I'd like to see Jamie Dimon and Sheila Bair mud-wrestle for it. They could sell tickets and put it on Pay-Per-View. All proceeds could be used to cut the national debt. Several rounds between the gummint and the Octobanks could solve a huge problem for all of us.

Seriously, these banks are acting a bit on the desperate side now. We have BofA being snarky with investors and suing its title insurer. Chase with this nonsense.

I always thought when one company bought out another it purchased all assets and all liabilities. That's why due diligence is required. Sounds like Chase just wants the cream for itself and thinks the rest of us should be forced to drink the sour milk. BS on that!

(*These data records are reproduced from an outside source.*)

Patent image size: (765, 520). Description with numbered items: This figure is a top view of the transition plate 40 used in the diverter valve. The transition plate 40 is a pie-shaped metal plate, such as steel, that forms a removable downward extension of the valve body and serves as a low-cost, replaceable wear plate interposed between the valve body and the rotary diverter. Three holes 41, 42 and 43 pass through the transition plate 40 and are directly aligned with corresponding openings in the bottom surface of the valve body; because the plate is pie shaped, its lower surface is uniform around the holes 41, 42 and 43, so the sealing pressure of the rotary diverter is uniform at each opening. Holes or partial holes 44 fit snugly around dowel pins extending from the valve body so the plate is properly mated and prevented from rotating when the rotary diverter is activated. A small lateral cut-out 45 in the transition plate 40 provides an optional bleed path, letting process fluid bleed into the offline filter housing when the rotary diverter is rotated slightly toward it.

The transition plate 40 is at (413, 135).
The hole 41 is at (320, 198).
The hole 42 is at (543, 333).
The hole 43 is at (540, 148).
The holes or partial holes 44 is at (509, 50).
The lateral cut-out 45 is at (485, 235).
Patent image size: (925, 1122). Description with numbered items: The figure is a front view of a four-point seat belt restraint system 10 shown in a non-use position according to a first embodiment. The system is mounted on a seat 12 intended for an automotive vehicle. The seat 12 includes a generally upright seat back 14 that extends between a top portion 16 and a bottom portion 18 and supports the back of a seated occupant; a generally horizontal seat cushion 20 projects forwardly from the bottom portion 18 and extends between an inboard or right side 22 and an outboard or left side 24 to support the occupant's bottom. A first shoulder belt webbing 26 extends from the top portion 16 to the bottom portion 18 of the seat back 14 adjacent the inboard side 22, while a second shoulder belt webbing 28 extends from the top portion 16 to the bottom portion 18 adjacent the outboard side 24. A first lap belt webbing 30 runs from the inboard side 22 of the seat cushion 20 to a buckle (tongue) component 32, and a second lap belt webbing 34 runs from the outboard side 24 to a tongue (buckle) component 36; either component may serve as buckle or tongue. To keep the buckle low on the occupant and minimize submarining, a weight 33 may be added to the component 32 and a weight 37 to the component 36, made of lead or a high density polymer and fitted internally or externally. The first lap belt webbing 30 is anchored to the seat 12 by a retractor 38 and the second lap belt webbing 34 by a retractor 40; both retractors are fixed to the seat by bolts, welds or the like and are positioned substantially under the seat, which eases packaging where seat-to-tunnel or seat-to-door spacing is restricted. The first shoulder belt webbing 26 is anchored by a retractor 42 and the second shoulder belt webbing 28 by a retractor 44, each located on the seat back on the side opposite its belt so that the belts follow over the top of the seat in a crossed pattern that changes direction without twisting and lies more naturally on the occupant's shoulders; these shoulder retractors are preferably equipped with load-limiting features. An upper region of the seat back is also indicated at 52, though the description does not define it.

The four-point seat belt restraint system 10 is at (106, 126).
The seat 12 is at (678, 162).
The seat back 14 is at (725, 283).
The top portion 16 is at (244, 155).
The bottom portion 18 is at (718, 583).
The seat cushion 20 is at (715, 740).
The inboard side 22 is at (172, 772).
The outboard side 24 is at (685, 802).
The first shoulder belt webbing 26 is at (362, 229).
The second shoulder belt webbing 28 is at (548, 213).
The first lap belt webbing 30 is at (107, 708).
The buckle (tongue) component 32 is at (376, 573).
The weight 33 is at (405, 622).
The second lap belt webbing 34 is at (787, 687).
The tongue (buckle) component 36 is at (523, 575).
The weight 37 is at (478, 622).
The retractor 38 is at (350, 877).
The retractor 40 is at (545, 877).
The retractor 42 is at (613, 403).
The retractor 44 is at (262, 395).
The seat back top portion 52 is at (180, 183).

J.P. Morgan, FDIC tangle over responsibility for WaMu liabilities

Federal regulators and J.P. Morgan Chase - which together managed the collapse of Washington Mutual during the frenzied days of the financial crisis - are embroiled in a fight over who should cover billions of dollars from a legal mess that the failed Seattle thrift left behind.

The 2008 implosion of WaMu, as it's commonly known, was the biggest banking failure in U.S. history, prompting the Federal Deposit Insurance Corp. to take over the firm and then orchestrate a shotgun deal for J.P. Morgan to buy the bank for a paltry $1.9 billion.

But the paperwork for the merger was written so hastily over a 48-hour period that it left ambiguous who should cover the cost of WaMu's liabilities.

J.P. Morgan points the finger at the FDIC, saying that it agreed only to take on bank liabilities that were spelled out on WaMu's books during the handoff. The lawsuits weren't, hence, J.P. Morgan has said it is off the hook, according to legal filings.

The FDIC has said J.P. Morgan agreed to buy the bank, both the good and the bad.

The dispute is another reminder of the continuing fallout from the extraordinary - and very rushed - steps taken by the federal government to shore up the financial system as it was teetering on collapse. Decisions were made quickly, and the paperwork sealing massive mergers was signed without spelling out every consequence.

Ultimately, taxpayers could bear the brunt of those hasty actions. Experts say the law may indeed favor J.P. Morgan.